Which tofu to choose? Cotton or silk?

Hi everyone!

Today's topic is tofu. I guess I don't have to explain what tofu is. But do you know the difference between "cotton tofu" and "silk tofu"? Or you haven't even noticed that there is a variety in tofu?

Well, this is a soft silken tofu, called 絹豆腐きぬどうふ、 kinu-dofu, silk tofu) or 絹ごし豆腐きぬごしどうふ、kinugoshi-dofu, literally meaning silk-filtered tofu) in Japanese. Can you see the hiragana “きぬ”?

The name comes from the very soft, smooth texture. A silk filter is not used to strain soy milk in the manufacturing process, as some people misunderstand. Silken tofu is much more delicate than a firm tofu, also called 木綿豆腐もめんどうふ momen-dofu, or cotton tofu) .

Once again, this tofu has nothing to do with cotton. To make a cotton tofu, they first break coagulated soy milk, put it in a frame and press hard to drain. (A silken tofu is not drained. ) That's why this type of tofu is firm and can be picked up with chopsticks. Nutritionally, it contains more protein, calcium and iron than a silk tofu, and of course is higher in calories. 
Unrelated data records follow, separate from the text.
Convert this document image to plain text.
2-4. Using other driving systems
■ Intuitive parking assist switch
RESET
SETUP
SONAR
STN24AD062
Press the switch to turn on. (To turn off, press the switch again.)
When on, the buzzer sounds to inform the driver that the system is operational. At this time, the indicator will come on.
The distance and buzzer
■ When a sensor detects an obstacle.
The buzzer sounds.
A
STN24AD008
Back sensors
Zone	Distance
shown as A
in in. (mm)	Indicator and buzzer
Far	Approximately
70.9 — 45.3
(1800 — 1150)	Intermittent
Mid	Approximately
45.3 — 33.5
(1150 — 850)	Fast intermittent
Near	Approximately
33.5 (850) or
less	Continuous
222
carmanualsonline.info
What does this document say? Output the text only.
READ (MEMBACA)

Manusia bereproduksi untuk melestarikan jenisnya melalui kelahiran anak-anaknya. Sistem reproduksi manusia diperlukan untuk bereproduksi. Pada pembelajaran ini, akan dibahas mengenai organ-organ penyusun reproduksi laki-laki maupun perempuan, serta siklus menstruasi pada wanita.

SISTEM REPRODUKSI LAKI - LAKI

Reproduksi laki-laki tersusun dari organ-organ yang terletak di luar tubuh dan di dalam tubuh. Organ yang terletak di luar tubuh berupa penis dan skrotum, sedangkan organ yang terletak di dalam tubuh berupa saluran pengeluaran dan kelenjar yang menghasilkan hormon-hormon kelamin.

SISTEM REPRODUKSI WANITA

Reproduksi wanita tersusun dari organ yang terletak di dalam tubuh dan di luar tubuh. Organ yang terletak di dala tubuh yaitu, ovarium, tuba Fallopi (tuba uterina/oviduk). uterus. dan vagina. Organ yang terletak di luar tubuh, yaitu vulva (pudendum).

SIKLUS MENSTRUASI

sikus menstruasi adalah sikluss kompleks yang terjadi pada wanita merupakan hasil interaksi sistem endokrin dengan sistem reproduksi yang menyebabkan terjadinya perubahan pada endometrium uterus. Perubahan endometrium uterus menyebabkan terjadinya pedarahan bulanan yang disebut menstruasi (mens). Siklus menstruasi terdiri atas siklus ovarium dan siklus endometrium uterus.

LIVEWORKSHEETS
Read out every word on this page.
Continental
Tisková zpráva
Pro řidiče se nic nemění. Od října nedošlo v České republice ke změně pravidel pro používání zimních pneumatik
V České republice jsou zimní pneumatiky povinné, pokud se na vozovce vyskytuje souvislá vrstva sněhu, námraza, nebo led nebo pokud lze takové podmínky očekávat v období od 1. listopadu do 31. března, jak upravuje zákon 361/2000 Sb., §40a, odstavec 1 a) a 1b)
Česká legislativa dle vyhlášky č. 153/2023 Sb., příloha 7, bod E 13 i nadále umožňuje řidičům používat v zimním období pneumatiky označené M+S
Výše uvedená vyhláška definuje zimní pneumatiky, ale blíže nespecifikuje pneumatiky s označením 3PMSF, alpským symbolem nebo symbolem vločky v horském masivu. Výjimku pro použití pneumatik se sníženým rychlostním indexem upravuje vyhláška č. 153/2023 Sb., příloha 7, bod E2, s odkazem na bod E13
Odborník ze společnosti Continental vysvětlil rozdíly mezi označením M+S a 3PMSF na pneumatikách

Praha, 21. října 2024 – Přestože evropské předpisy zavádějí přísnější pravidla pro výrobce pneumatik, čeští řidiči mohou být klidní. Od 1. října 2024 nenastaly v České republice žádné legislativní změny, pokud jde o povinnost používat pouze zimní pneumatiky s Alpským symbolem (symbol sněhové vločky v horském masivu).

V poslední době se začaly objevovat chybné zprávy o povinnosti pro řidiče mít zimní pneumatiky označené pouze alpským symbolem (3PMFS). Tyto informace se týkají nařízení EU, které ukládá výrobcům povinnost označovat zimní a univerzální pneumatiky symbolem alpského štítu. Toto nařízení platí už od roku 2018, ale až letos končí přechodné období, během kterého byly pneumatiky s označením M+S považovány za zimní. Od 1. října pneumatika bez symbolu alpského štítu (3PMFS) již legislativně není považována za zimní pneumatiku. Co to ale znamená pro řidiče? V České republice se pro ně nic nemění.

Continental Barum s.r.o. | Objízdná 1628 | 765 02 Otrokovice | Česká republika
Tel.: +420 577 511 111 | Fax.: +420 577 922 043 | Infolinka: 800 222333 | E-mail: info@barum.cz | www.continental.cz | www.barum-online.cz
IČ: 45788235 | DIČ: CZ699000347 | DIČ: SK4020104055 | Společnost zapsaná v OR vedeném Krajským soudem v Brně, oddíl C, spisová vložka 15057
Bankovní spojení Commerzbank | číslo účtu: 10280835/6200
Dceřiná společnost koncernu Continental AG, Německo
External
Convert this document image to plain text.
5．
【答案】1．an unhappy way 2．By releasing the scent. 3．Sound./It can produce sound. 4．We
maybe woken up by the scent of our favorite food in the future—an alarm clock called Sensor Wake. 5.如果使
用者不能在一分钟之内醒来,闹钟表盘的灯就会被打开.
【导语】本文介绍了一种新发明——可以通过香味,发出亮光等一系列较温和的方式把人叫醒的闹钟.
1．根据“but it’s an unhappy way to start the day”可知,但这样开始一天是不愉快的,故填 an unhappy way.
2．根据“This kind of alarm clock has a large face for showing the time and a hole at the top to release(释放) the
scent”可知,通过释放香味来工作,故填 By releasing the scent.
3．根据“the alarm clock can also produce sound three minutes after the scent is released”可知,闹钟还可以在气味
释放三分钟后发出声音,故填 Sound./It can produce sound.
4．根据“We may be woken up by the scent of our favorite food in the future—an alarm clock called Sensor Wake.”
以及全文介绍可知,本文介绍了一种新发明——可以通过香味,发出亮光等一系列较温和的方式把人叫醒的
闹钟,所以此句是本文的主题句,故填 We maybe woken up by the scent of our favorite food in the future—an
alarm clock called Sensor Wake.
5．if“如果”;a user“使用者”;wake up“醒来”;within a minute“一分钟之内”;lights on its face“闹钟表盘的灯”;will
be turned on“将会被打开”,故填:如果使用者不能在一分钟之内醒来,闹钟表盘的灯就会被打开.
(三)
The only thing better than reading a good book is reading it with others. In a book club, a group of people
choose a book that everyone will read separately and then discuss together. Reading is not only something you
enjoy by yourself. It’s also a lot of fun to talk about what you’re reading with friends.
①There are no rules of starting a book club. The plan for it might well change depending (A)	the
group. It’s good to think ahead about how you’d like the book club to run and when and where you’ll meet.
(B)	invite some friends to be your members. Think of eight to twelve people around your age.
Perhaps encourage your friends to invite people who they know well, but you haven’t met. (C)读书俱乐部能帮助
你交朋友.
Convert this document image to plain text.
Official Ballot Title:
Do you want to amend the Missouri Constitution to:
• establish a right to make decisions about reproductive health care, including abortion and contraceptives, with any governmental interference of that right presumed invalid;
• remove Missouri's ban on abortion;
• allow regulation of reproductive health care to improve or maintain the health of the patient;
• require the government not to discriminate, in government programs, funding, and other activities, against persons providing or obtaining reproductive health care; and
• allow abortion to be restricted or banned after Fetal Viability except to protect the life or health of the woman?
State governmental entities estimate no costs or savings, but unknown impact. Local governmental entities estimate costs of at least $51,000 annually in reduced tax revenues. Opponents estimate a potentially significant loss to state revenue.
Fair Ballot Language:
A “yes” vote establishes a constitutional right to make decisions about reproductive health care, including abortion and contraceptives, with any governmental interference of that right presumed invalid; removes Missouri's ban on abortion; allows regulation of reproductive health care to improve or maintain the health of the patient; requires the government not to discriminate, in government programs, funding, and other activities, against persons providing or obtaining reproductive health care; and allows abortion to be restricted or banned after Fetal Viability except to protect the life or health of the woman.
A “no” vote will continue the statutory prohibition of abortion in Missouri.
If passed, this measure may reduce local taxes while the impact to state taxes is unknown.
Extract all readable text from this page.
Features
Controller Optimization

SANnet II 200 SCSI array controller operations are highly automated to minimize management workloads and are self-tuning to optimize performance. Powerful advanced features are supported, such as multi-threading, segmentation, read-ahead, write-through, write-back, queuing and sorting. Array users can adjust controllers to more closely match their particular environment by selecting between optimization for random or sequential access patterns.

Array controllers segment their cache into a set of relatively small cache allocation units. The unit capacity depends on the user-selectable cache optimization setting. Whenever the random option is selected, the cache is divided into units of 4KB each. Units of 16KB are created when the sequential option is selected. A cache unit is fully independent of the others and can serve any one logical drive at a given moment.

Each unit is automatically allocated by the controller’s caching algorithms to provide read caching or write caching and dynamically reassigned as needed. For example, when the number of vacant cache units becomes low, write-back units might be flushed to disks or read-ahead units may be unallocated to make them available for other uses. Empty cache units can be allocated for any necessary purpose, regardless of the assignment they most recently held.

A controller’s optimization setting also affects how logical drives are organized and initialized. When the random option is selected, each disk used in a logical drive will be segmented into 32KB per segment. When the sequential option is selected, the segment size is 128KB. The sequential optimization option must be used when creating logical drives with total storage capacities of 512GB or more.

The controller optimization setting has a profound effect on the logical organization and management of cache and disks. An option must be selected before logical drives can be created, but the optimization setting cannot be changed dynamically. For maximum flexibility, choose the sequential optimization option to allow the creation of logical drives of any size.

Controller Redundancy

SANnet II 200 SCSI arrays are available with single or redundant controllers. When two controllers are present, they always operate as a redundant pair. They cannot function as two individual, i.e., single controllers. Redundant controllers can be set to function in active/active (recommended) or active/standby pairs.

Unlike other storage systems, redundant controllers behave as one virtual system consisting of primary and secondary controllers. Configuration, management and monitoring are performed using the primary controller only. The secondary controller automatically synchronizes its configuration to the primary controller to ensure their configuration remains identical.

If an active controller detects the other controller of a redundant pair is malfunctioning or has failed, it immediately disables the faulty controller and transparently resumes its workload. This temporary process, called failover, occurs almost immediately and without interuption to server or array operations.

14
Which to choose is up to your preference, but according to the Japan Tofu Association, a cotton tofu "is ideal for grilling, pan frying, simmering or deep frying," while a silken tofu should be eaten fresh as "hiya-yakko"  (a dish made with a chilled tofu and toppings, seasoned with soy sauce) so that you can enjoy its creamy texture.

I personally prefer a firm tofu and use it for hiya-yakko as well, though...
This is my hiya-yakko topped with finely chopped 万能ねぎ(banno negi, a type of spring onion similar to chives) and かつおぶし(katsuobushi, dry bonito flakes).   

Today's useful expression: これは もめんどうふ ですか?きぬごしですか?Kore wa momen-dofu desuka? Kinugoshi desuka?  Is this a firm tofu or a soft one?

1 comment:

  1. Hello, thank you, that is helpful. I make cotton tofu; I have tried to make silken tofu and it is very tricky!
    Do you also have different names for tofu that is set/coagulated with different chemicals? I use nigari.